Recently, one of our great medical writers, Gina Kolata, wrote a fascinating and beautiful articlefeatured on the front page of the New York Times regarding how physician Lukas Wartman was in the final stages of acute lymphoblastic leukemia and how his colleagues came to the rescue. His colleague, Dr. Timothy Ley, gathered his team of gene experts and told them that they had come up with a creative treatment for their friend soon. He told them, “It’s now or never. We will only get one shot.” They explored the cancer cell and healthy genomes using a technique known as genome sequencing and discovered there was a normal gene in the leukemic cells responsible for the production of a protein which was fueling the tumor’s growth. And, both luckily and happily, there was an approved drug already available for the treatment of late-stage kidney cancer that could be effective in controlling the gene’s activity. Dr. Wartman volunteered for the study. He received the drug and responded dramatically. In addition to his response, it added a boost to gene sequencing research where the genes and not the tumor cells themselves are the targets for therapy.

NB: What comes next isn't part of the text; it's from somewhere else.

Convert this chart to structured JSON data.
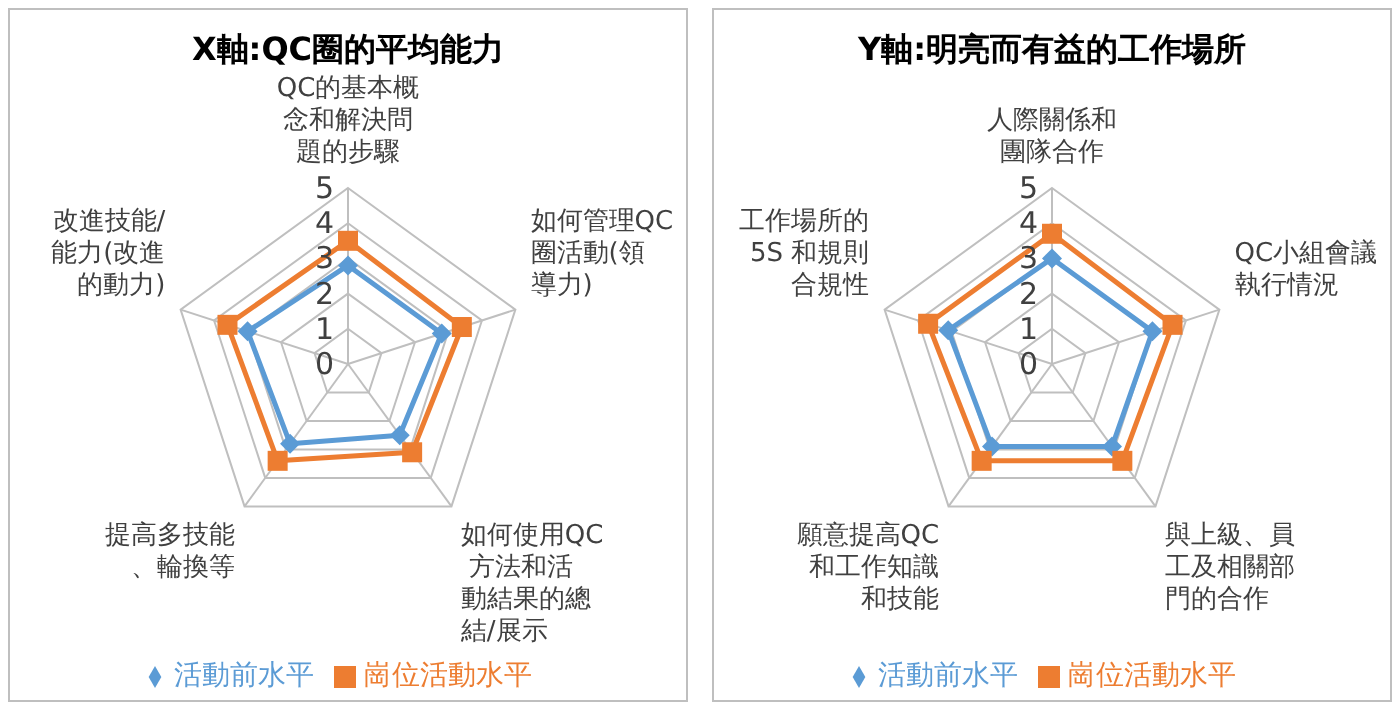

It took only two doctornauts, one healthy and the other at death’s door, to make possible two major discoveries. There are approximately 800,000 physician doctors in the United States. Let’s assume the Doctornaut Act was passed by Congress and only 10 percent of volunteered to be doctornauts which would make 80,000 available for clinical trials! Now use your imagination of the potential discovery of new medical breakthroughs that could follow- very soon.  It’s breathtaking!